In summary, we have shown that canine spontaneous gliomas may provide a valuable large animal, spontaneous tumor model for the investigation of novel delivery, and novel therapeutic strategies for intracranial tumors. It is hoped that retrospective analysis of MRI parameters and infusion data in this more clinically realistic spontaneous model may help to further optimize cannula and infusion parameters. CED of a chemotherapeutic agent (liposomal CPT-11) directly into spontaneous gliomas in a large volume brain is feasible and well tolerated clinically. On the basis of responses in canine patients, intratumoral liposomal CPT-11 should be considered as a potential therapeutic option, particularly in nonresectable or recurrent tumors. As was the case with these spontaneous gliomas in dogs, assessment and optimization of any therapy delivered by CED in future human glioma clinical trials will depend critically on the ability to accurately define infusions in real time. In addition to providing an appropriate mechanistic and biological environment to assess CED parameters more realistically, the canine model has provided an equally realistic system to assess potential adverse effects associated with the infusion procedure, the delivery system, therapeutic agent, and surrogate marker in the context of a large immunocompetent mammal with ongoing intracranial disease.

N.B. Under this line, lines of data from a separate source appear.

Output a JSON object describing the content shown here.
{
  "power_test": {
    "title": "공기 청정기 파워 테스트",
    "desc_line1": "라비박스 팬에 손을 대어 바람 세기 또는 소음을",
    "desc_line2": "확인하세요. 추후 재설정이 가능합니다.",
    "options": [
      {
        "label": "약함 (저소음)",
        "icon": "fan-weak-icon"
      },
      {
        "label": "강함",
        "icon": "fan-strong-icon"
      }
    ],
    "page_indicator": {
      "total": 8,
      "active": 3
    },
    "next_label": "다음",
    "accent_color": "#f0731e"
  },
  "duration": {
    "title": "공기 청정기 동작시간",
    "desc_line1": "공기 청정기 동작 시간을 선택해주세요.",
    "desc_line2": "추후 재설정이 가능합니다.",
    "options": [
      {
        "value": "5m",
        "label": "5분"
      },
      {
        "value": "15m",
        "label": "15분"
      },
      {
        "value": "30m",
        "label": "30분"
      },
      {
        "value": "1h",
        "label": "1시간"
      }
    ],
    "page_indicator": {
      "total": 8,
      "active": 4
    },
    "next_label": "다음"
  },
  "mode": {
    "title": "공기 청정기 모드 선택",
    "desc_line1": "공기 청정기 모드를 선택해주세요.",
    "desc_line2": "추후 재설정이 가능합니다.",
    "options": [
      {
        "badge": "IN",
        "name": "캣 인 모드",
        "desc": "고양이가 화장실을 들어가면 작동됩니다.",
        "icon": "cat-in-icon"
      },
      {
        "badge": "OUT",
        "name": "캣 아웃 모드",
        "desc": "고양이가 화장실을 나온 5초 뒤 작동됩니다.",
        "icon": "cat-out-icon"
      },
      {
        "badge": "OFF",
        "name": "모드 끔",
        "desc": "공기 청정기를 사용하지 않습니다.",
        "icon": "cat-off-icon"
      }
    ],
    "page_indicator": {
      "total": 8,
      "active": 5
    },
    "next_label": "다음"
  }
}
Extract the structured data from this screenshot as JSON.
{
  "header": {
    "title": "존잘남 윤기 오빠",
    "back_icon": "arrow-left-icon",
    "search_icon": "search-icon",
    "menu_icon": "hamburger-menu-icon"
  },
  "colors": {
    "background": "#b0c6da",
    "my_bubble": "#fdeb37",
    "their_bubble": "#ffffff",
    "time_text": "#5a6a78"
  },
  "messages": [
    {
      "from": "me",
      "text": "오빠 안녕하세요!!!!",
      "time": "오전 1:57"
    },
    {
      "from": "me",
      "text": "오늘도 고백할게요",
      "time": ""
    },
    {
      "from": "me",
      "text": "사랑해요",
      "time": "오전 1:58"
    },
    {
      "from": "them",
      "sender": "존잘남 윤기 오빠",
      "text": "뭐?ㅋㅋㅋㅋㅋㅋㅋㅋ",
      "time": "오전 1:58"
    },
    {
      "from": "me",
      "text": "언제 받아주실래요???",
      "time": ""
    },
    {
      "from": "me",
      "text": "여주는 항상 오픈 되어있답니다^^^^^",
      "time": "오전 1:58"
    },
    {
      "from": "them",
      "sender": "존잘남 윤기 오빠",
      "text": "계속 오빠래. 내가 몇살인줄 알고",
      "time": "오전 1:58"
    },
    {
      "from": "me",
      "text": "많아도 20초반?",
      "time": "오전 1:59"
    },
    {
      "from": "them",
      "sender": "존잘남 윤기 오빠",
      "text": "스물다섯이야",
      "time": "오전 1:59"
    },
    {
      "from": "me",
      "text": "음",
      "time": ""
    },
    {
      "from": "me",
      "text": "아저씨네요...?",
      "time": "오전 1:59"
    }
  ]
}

Conflict of interest statement. D.B.K., C.O.N., and D.C.D. both hold stock and stock options in Merrimack Pharmaceuticals, the company working to develop this novel drug formulation. D.B.K. was previously the Vice President of Pharmaceutical Research and Development for Hermes Biosciences, a company working to develop the product that was recently merged with Merrimack Pharmaceuticals. D.B.K. and D.C.P. are the inventors on a patent application that describes the highly stabilized nanoliposome formulation of CPT-11 used in this manuscript. D.C.P. is the Senior Director of Research for Merrimack Pharmaceuticals. J.W.P. is a Board member, officer in Hermes Biosciences, Inc. and also has equity in the same company. The University of California–San Francisco has a patent related to this work.
This work was supported by the National Institutes of Health [1PO1 CA-118816-0102 and P50 CA097257] and The Paul C. and Borghild T. Petersen Foundation.